Many of us keep at least a few items for purely sentimental value. We move with them from apartment to apartment, they follow us from relationship to relationship. We sometimes even dispose of people that we have loved, but these sentimental objects remain with us.
A new study suggests that there is a way to preserve memories but still be able to get rid of the object that holds the memories. The secret turns out to be simple: Take a picture of it.
"What people really don't want to give up is the memories associated with the item," said Rebecca Reczek, co-author of the study. "We found that people are more willing to give up these possessions if we offer them a way to keep the memory and the identity associated with that memory."
Researchers conducted a field study at Penn State University. The study involved 797 students divided into two groups. At the end of a semester, the researchers advertised for a clothing drive. In one dormitory, the advertisements encouraged people to not pack up their sentimental belongings, but to take a picture of them and then donate the items to good will. In the control group of the study, researchers advertised in a separate dormitory that students should not pack up their sentimental belongings and they should simply donate them to good will. The advertisement for the control group did not mention taking a picture of your sentimental items as a way of preserving the memory of them.
At the end of the clothing drive, the researchers counted the donations from the group who were encouraged to take pictures of their items before donating them and compared those donations to the control group. The group that was encouraged to take pictures to preserve the memories of their items actually donated more items than the control group who were not encouraged to photograph their items before donating them.

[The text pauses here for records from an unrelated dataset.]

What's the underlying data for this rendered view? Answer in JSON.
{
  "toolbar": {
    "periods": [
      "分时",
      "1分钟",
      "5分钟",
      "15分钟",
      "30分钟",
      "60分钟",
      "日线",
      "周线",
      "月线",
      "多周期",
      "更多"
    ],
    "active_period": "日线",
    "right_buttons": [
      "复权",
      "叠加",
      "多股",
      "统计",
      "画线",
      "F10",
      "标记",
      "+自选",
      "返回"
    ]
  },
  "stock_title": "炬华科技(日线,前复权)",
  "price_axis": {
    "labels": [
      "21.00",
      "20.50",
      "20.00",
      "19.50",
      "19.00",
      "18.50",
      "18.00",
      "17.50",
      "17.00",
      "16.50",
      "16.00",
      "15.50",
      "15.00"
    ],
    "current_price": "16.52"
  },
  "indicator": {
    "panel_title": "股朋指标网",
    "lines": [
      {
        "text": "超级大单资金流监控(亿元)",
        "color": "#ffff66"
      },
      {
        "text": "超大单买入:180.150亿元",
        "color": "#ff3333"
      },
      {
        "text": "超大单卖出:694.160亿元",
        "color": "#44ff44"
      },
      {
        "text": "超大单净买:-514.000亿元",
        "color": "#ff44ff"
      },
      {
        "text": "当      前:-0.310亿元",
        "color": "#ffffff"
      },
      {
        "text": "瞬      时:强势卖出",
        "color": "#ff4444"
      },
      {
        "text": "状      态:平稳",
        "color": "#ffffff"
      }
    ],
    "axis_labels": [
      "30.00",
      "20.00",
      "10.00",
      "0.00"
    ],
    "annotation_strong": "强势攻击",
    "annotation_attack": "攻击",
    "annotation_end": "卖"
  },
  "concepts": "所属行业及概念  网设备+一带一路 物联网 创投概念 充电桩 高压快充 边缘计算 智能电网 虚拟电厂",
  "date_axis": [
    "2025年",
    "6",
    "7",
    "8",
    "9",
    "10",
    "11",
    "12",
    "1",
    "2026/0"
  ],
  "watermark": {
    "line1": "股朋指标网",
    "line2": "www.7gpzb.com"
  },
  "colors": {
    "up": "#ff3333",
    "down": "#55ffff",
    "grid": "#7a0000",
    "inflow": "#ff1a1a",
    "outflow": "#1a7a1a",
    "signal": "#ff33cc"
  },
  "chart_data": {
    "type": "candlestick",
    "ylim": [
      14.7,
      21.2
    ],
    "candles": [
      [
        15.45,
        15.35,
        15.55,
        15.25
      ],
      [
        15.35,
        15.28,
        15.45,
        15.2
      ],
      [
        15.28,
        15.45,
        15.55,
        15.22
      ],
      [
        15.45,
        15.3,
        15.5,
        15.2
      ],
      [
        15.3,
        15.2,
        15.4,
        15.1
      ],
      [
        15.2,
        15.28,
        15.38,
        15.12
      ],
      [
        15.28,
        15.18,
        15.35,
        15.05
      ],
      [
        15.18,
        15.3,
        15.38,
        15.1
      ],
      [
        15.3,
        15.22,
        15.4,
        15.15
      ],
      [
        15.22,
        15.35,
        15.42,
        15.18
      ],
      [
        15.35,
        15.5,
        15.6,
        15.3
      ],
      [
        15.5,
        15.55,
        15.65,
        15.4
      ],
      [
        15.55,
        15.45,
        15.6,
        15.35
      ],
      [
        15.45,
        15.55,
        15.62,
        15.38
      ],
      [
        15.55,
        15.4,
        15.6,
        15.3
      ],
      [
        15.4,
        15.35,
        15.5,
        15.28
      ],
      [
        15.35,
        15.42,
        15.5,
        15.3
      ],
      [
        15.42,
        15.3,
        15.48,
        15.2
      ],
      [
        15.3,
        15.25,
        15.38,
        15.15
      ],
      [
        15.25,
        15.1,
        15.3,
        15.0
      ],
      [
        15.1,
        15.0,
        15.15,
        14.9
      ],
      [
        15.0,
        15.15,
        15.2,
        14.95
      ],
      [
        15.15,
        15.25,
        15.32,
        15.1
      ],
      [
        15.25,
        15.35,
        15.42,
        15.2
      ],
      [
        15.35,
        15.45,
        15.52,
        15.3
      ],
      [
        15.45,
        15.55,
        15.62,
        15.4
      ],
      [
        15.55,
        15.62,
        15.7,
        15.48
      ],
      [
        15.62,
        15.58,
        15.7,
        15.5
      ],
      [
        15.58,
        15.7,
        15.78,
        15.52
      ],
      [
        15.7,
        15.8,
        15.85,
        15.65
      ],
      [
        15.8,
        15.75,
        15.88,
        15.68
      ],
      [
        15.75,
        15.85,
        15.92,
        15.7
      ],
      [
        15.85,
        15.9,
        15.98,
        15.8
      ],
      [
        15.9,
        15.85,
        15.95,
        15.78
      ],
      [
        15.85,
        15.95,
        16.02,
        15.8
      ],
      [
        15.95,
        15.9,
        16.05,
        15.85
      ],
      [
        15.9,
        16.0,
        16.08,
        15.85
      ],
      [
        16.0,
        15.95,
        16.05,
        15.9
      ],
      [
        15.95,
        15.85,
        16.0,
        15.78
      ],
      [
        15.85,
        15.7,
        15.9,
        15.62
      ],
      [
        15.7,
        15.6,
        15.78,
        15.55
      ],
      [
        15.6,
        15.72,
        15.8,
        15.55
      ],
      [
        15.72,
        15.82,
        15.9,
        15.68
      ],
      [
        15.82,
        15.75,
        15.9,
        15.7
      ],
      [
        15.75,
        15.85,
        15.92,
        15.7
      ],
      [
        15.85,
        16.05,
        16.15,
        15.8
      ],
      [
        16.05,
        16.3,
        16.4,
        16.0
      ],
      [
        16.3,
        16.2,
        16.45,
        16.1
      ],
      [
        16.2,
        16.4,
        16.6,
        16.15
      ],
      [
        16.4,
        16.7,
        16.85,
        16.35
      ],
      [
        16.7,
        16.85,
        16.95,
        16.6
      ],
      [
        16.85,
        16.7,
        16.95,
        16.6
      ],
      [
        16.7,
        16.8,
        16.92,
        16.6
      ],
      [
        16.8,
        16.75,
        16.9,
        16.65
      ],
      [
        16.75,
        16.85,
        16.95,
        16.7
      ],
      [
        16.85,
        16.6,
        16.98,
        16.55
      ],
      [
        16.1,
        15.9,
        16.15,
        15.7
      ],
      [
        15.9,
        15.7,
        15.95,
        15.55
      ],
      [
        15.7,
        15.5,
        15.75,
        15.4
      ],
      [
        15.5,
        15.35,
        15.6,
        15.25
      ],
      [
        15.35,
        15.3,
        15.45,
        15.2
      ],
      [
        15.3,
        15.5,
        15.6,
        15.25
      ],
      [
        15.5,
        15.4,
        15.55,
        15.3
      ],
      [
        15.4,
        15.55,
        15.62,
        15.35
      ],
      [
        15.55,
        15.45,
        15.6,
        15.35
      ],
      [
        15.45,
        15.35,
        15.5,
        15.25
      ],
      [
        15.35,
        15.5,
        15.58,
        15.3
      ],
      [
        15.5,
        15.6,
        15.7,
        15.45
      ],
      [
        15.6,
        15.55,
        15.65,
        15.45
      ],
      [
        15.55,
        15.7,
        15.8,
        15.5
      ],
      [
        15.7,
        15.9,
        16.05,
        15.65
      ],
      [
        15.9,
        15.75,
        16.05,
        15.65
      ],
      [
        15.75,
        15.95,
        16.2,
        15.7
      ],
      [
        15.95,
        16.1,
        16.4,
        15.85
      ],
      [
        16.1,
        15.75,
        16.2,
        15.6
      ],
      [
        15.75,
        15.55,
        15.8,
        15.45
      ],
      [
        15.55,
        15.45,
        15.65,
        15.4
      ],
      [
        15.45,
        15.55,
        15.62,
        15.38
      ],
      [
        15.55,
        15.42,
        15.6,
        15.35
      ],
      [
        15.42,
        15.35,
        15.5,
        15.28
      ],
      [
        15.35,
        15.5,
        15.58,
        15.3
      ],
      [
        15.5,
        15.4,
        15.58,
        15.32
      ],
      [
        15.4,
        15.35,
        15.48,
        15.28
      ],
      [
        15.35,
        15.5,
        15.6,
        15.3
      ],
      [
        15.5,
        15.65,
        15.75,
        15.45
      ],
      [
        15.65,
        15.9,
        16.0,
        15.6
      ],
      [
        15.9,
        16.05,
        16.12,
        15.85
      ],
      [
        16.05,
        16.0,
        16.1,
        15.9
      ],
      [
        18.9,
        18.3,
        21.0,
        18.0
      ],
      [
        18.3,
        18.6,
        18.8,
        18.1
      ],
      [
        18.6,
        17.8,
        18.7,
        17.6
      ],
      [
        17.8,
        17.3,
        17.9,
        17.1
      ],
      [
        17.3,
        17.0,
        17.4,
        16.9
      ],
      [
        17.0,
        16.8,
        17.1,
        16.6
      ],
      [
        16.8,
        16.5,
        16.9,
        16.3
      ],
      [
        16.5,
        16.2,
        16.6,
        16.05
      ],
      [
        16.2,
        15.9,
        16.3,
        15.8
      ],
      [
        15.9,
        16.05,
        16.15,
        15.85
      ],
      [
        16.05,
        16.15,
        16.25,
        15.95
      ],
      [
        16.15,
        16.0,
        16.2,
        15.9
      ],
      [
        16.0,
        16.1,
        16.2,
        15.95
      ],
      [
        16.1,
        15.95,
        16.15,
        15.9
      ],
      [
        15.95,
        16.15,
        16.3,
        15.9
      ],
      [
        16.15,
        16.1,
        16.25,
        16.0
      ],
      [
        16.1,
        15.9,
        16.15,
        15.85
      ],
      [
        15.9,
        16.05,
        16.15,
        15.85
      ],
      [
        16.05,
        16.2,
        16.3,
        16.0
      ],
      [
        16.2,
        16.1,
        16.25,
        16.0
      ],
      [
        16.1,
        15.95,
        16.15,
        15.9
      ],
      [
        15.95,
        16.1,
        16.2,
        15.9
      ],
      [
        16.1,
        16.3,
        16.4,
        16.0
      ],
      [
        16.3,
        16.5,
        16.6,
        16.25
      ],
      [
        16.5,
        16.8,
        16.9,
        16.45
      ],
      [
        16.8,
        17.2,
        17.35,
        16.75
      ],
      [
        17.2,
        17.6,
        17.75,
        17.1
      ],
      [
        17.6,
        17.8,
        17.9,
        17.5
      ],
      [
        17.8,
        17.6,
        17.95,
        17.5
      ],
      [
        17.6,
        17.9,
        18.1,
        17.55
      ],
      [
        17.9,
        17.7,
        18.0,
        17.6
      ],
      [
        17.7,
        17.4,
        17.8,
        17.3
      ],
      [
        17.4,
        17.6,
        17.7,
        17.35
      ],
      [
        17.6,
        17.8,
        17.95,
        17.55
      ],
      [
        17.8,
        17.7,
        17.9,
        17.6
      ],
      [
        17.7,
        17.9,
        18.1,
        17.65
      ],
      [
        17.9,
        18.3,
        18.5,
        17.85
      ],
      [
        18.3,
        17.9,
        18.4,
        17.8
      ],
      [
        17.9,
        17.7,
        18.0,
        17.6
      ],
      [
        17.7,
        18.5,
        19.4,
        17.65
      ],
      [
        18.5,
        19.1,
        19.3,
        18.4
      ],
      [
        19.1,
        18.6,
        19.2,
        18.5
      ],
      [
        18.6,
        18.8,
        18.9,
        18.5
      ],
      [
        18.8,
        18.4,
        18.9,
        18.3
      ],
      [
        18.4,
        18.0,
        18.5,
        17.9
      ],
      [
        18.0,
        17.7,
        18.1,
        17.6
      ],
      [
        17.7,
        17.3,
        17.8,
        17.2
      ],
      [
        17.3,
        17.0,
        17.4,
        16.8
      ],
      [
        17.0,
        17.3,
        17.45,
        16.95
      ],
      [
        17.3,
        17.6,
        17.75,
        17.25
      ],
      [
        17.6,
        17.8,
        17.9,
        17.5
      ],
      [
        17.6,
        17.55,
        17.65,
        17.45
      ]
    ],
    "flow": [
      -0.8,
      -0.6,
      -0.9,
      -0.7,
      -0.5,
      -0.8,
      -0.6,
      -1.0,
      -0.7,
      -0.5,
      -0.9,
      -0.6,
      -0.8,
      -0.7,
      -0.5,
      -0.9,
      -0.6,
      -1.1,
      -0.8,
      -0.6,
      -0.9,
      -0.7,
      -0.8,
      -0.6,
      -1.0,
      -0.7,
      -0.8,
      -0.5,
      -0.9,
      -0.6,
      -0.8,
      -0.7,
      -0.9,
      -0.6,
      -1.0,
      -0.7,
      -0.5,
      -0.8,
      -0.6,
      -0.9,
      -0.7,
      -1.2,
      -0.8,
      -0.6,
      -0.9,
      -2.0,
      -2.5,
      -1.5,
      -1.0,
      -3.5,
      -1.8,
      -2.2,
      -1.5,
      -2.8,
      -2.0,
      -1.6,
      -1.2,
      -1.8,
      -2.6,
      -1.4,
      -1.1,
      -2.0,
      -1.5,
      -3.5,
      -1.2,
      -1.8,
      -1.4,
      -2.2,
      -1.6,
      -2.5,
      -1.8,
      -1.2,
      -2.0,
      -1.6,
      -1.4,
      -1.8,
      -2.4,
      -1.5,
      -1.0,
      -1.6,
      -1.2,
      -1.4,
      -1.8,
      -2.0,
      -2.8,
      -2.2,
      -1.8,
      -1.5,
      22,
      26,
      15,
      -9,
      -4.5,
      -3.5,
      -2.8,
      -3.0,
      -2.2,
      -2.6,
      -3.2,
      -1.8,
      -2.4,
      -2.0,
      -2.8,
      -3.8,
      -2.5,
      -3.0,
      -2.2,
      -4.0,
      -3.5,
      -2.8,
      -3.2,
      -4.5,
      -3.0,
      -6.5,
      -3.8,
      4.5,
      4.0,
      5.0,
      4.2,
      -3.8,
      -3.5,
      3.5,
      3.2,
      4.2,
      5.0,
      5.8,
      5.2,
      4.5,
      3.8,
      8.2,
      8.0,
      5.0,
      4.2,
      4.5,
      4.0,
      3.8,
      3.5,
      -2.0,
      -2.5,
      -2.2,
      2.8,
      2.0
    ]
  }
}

Similar numbers of students were exposed to both campaigns. 613 items were donated from the dorm that was encouraged to take pictures for preservation and 533 were donated from the control group. Taking a picture to preserve the memory of the item, allows you to let go of the item.
"It is not terribly surprising that we can keep the same memories alive just by taking a photo of these possessions, but it is not a natural behavior. It is something we have to train ourselves to do," Reczek said.
Researchers found that it is not just the memories that makes these things hard to part with but the identity they confer on us. When we get rid of these items, we are discarding some part of that identity. I definitely find that to be true about my old basketball practice jersey. The jersey is proof to myself that I was at one time an actual basketball player. Clearly I am not a basketball player now, just a journalist with an above-average jump shot.
"These memories connected to possessions are a carrier for identity. It is this reluctance to give up a piece of our identity that is driving our reluctance to donate," Reczek said.
It is hoped that the use of "memory preservation" can be used to help people de-clutter their homes. It is also possible that this technique can be used to help people who are on the verge of becoming hoarders correct their behavior and de-clutter before their condition grows into an actual mental impairment that creates a health hazard.